What if I told you that your body needs cholesterol to function properly? I know what the commercials say, somehow if you take cholesterol-lowering medication without proper dieting and exercise it is implied that you are healthy. Do you honestly believe that you can have an unhealthy lifestyle and still be healthy? Dream on. Cholesterol is needed to make vitamin D, hormones (including testosterone and estrogen), and fat-dissolving bile acids. In fact, cholesterol production is so important that your liver and intestines make about 80% of the cholesterol you need to stay healthy. Only about 20% comes from the foods you eat.

Although we usually think of cholesterol as some sort of evil being in our body, it is important to your health. Cholesterol, a waxy, fatty substance carried through the bloodstream by two different particles—low-density lipoproteins (LDL) and high-density lipoproteins (HDL)—is essential for building cell membranes, producing hormones, and helping your metabolism work efficiently. LDL is considered the “bad” cholesterol because it deposits plaque within the arteries, while HDL, or the “good” cholesterol, transports excess cholesterol out of the arteries and to the liver, where it can be broken down. In other words, a high level of HDLs may reduce the risk of a heart attack, while a high level of LDLs may raise your risk of a heart attack. Diabetic neuropathy and chemo-induced periperhal neuropathy sufferers need a certain amount of cholesterol for a host of reasons.

Shouldn’t the focus be on raising the levels of HDL’s? helps your body make cell membranes, many hormones, and vitamin D. The cholesterol in your blood comes from two sources: the foods you eat and your liver. Cholesterol medicines alter enzymes in your liver, one would conclude thatthis is a good thing. In some cases, it is but if you are overweight, don’t exercise, eat poorly, smoke cigarettes what good is a good cholesterol number?
Here is something I want you to think about when it comes to cholesterol. Your brain requires Myelin. It is an insulating layer or sheath that forms around nerves, including those in the brain and spinal cord. It is made up of protein and fatty substances.

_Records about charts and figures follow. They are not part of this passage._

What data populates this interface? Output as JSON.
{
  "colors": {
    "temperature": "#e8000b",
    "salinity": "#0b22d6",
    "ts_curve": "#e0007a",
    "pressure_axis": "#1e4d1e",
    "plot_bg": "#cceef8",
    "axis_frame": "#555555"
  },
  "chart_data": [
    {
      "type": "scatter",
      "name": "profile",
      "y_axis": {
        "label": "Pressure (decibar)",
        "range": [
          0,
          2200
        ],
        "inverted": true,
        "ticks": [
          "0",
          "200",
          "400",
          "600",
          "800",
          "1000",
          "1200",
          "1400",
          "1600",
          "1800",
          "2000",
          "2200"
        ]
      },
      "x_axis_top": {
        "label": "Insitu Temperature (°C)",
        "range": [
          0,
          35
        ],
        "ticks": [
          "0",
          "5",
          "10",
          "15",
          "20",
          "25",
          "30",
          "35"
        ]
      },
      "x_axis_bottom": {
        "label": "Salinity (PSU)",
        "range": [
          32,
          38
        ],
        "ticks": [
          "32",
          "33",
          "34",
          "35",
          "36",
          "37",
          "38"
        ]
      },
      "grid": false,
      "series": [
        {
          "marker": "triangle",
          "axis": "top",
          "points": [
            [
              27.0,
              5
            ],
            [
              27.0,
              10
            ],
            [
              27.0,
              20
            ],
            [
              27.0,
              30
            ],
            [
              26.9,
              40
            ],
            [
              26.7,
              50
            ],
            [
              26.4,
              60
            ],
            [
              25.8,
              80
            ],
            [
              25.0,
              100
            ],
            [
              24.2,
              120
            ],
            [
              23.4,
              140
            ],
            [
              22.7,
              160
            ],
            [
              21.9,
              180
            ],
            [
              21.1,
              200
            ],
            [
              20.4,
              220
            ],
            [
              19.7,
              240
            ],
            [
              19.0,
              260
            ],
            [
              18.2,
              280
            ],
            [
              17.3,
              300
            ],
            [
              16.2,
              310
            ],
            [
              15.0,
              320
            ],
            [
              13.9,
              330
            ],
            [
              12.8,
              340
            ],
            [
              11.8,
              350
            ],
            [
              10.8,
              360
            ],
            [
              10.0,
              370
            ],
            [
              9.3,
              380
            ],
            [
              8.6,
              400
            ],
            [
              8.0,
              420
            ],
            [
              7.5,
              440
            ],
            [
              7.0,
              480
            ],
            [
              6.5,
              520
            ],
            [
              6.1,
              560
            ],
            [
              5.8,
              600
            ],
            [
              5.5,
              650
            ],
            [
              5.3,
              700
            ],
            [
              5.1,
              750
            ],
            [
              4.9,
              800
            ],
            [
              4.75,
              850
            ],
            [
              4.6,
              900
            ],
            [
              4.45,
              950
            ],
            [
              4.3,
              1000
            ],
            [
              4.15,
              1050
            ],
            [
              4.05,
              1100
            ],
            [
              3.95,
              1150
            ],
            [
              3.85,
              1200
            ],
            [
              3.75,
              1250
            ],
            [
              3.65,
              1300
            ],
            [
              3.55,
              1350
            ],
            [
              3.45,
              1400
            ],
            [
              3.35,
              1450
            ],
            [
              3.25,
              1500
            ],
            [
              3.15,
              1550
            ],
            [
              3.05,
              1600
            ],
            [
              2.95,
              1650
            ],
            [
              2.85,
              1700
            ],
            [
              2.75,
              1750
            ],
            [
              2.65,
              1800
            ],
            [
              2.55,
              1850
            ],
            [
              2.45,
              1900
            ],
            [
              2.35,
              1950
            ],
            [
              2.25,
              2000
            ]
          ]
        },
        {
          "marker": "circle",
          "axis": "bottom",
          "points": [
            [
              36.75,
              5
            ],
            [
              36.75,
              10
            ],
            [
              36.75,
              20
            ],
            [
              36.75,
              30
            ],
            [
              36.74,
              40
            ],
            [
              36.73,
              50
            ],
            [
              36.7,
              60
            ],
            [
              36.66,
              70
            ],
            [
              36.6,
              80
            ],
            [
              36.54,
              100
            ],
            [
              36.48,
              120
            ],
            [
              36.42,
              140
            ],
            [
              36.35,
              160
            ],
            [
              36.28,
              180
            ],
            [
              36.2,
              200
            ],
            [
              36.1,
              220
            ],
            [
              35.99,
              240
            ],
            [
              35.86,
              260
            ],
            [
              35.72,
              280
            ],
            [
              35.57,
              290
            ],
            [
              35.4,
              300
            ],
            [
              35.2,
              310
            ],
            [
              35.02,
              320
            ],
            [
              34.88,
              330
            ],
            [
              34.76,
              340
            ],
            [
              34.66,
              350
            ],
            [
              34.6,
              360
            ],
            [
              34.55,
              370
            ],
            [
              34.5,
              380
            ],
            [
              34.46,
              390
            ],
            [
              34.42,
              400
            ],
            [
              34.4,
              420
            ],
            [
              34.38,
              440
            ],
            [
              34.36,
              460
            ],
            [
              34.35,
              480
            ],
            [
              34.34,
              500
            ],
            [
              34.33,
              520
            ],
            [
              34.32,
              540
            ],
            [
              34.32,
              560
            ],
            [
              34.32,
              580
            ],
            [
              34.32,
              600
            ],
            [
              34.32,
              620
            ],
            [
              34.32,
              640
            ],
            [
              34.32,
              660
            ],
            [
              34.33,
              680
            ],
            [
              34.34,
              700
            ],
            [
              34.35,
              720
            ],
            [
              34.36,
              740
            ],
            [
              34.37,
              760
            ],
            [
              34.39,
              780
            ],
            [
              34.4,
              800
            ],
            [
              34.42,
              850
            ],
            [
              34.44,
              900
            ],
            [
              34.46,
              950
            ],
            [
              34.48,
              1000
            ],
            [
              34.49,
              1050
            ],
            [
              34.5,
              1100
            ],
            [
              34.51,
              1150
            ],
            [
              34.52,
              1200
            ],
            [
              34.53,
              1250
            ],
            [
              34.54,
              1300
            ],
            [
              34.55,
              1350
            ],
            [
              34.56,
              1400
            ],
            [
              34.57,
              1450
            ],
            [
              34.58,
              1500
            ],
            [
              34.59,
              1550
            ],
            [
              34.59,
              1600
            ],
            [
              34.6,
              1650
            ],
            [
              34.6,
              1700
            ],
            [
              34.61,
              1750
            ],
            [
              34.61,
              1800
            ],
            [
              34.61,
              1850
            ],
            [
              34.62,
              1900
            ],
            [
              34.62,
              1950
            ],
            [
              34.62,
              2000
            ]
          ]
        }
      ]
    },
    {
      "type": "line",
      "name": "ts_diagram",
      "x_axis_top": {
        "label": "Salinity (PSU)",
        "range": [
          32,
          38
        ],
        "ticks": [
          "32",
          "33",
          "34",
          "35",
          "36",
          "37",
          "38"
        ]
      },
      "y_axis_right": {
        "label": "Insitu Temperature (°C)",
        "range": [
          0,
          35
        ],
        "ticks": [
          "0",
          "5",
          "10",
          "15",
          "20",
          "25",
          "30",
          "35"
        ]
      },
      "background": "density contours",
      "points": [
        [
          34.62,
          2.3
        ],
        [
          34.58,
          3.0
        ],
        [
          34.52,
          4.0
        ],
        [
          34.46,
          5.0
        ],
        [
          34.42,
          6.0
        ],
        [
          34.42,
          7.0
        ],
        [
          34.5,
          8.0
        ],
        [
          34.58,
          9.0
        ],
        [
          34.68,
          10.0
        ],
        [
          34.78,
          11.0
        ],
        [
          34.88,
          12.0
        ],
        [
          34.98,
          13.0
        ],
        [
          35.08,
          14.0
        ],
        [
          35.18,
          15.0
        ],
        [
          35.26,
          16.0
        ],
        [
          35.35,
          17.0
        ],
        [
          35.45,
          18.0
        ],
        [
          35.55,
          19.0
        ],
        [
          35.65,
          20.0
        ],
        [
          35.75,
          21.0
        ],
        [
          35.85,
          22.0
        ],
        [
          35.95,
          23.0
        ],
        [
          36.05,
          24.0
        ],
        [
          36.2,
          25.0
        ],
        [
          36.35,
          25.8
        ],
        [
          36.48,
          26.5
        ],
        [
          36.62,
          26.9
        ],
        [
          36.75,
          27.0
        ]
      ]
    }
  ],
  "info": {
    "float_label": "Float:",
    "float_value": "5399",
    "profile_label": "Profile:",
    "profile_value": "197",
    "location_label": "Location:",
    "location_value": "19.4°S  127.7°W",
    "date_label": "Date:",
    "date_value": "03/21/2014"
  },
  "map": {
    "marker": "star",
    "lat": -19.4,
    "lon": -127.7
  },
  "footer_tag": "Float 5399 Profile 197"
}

This myelin sheath allows electrical impulses to transmit quickly and efficiently along the nerve cells. Your body needs cholesterol to produce myelin. When the myelin sheath is damaged, nerves do not conduct electrical impulses normally. Sometimes the nerve fibers are also damaged. If the sheath is able to repair and regenerate itself, normal nerve function may return. However, if the sheath is severely damaged, the underlying nerve fiber can die. This has serious implications for people with peripheral neuropathy. While we are on topic what does a lack of good cholesterol mean for aging brains that are being wracked with dementia? I doubt Big Pharma will do a study on dementia and the use of statins they would be afraid of losing a cash cow with no end in sight. It’s your health and your decision to take statins, be informed, watch your diet, exercise, stay healthy.